Sur le communiqué de l’Union africaine révélé par pagesafrik.info, « Cuba, avait défendu l’inscription de la rumba mélange festif de musiques et de danses, symbole d’une société marginalisée à Cuba. La rumba à Cuba, avec ses chants, ses mouvements, ses gestes et sa musique, est une expression de résistance et d’estime de soi qui évoque également la grâce, la sensualité et la joie de rapprocher les individus ».

A en croire la source, la délégation de Cuba à Addis Abeba a indiqué dédier cette inscription à la mémoire du leader de la révolution cubaine Fidel Castro, décédé le 25 novembre 2016.

Combat perdu pour les deux Congo

Et pourtant en mai 2016, Abdouramane Diallo, représentant-pays de l’Unesco en RDC affirmait : «Le processus est en cours pour que la rumba soit, en fait, inscrite comme élément immatériel au niveau de la région. La RDC, le Congo-Brazzaville et même l’Angola, vont introduire et soumettre la candidature de la rumba comme élément immatériel du patrimoine de l’humanité.
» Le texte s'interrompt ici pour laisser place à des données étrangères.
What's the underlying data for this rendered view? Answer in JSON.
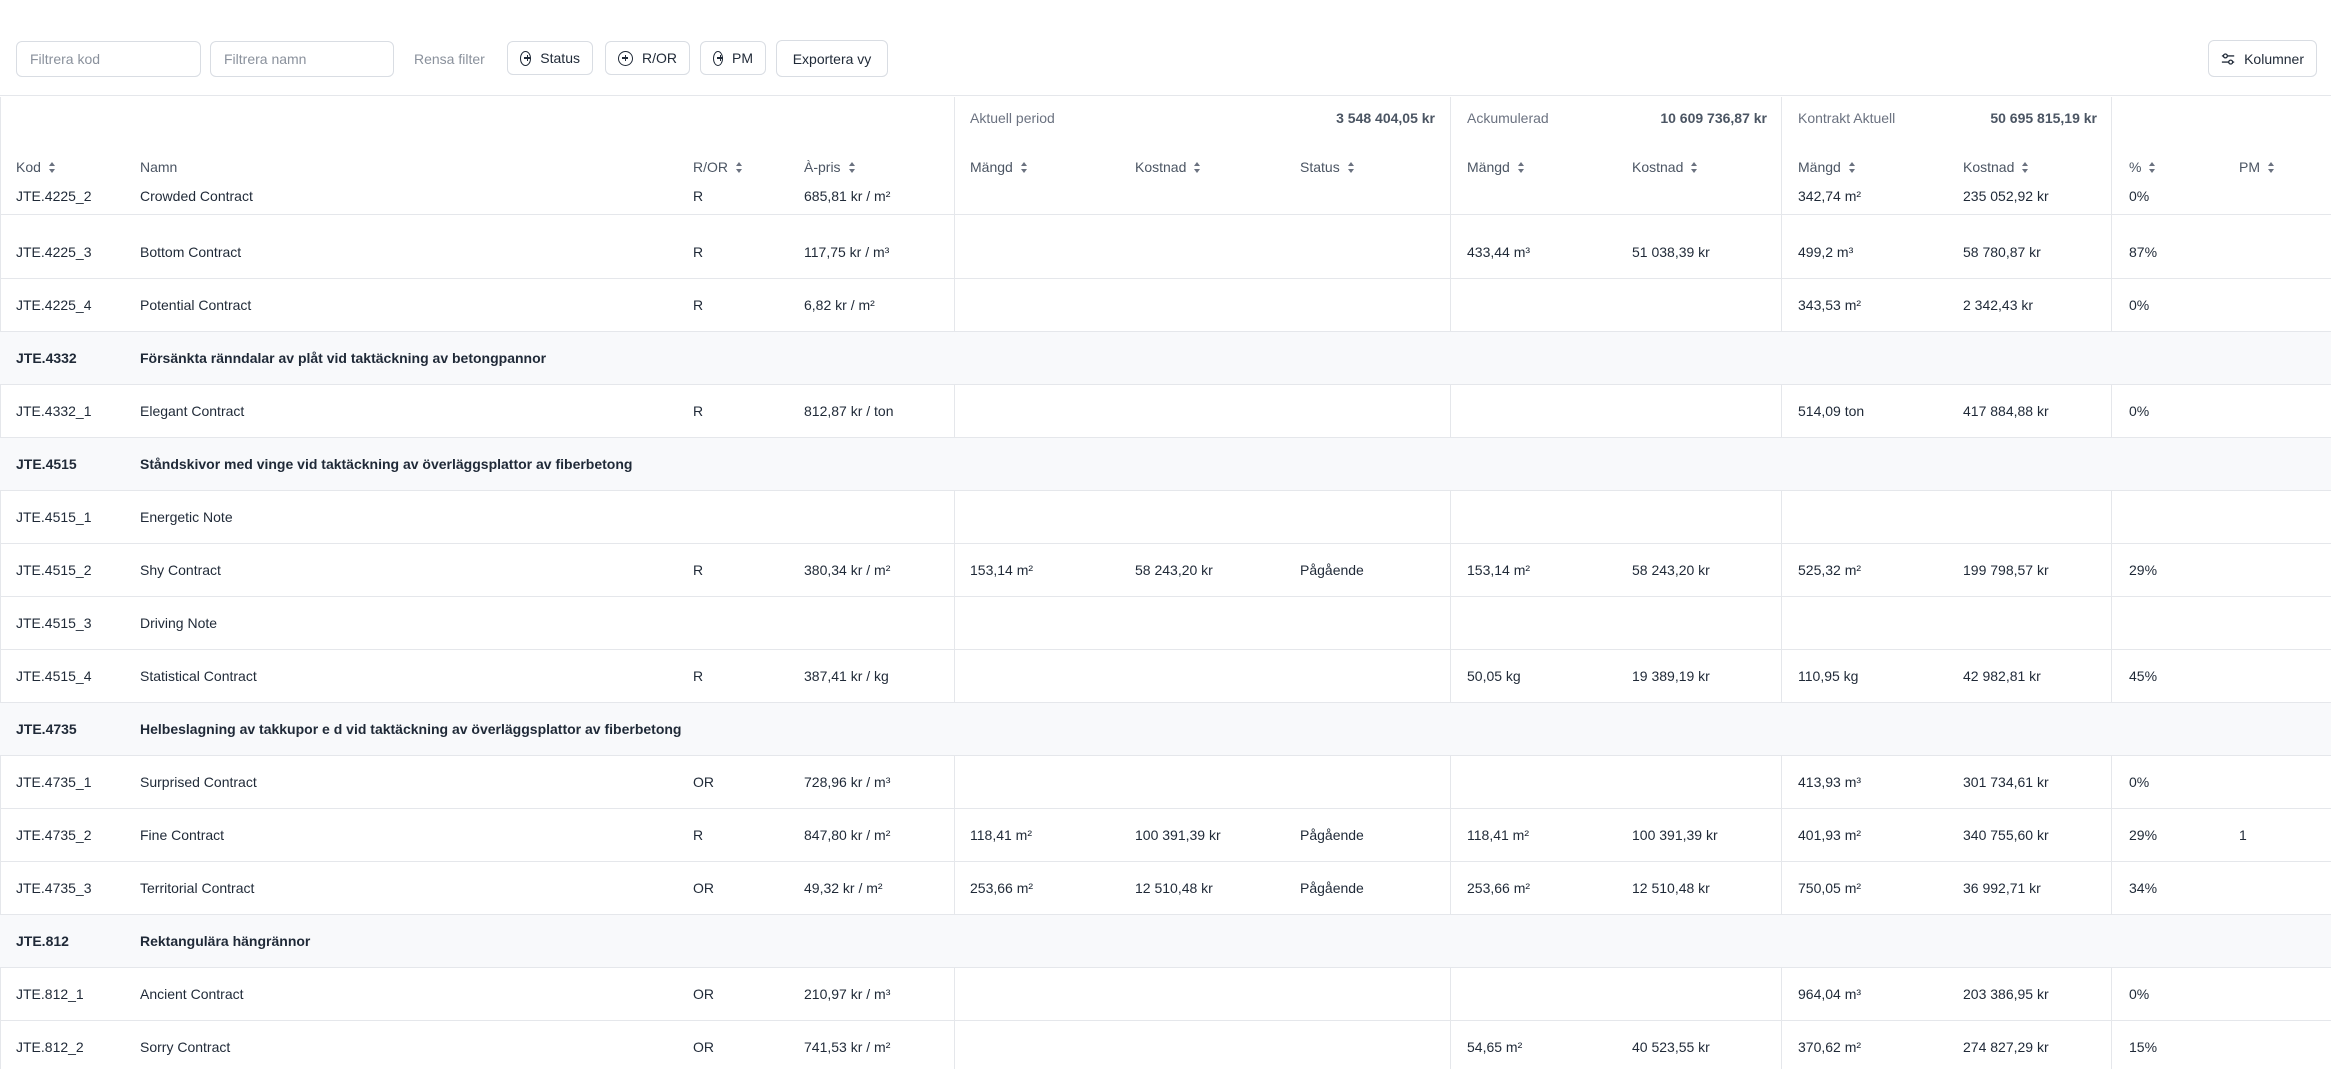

Nous sommes en bonne voie, il y a juste un exercice technique qui doit être fait ici par le ministre de la Culture. Il s’agit de faire des inventaires et par après le processus poursuivra».

Pendant cette conférence de presse hebdomadaire de la Monusco, le Directeur de l’Unesco en RDC avait indiqué que ce dossier de classement de la rumba comme patrimoine de l’humanité est soutenu par plusieurs pays, dont ceux de l’Amérique latine.

Il y a même un comité qui a été mis en place à Kinshasa pour suivre l’évolution de ce dossier dans cette instance internationale.

Du « Nkumba » à la Rumba : la danse du nombril

Pour le journaliste culturel Clément Ossingo,  la Rumba est issue de la danse « Nkumba » (la danse du nombril) au Royaume Kongo qui, après son arrivée à Cuba vers XVè siècle, par le canal de la traite négrière, la danse « NKumba », va subir la déformation de la langue espagnole, pour s’appeler désormais « Rumba ». De son évolution à Cuba, trois tendances : la Columbia, le Guanguanco et le Yambu vont connaître, à partir de 1932, un rayonnement en Amérique et Europe.

Le Congo, par le truchement de l’Europe, va se l’approprier au cours des années 40, pour un retour aux sources. Depuis plus de quatre générations, la rumba congolaise proche de la tendance « Yambu » (« yambula » en Kongo) s’y est installée définitivement.

La rumba congolaise est un style musical riche par sa diversité des thèmes inspirant les chansons congolaises. Chanté en lingala, le rythme de la « rumba » se compte en 4 temps. Le pas de base consiste à faire un pas sur chacun des 3 premiers temps et une suspension sur le dernier temps. Il faut deux mesures pour faire une boite complète.

Rumba demeure africaine  

La musique et les mouvements de la rumba à Cuba sont principalement associés à la culture africaine (Kongo), mais comportent également des éléments de la culture antillaise et du flamenco espagnol. La rumba à Cuba a pris son essor dans les quartiers marginalisés de plusieurs villes de Cuba telles que La Havane et Matanzas, près d’autres ports et dans les bidonvilles, et est devenue particulièrement populaire dans les zones rurales où vivaient les communautés d’esclaves africains (Kongo).

Connaissant une expansion d’ouest en est sur le territoire, la rumba a constitué un symbole majeur pour une couche marginalisée de la société cubaine et pour l’identité cubaine. Elle permet d’exprimer l’estime de soi et la résistance, et contribue au rayonnement social en enrichissant la vie des communautés qui la pratiquent.

Notons que Le Comité de sauvegarde du patrimoine culturel immatériel de l’humanité, qui a siégé du 28 novembre au 2 décembre 2016 en Éthiopie, a examiné 37 dossiers portant sur différents types de patrimoine vivant (danse, musique, gastronomie, fêtes ou festivals…).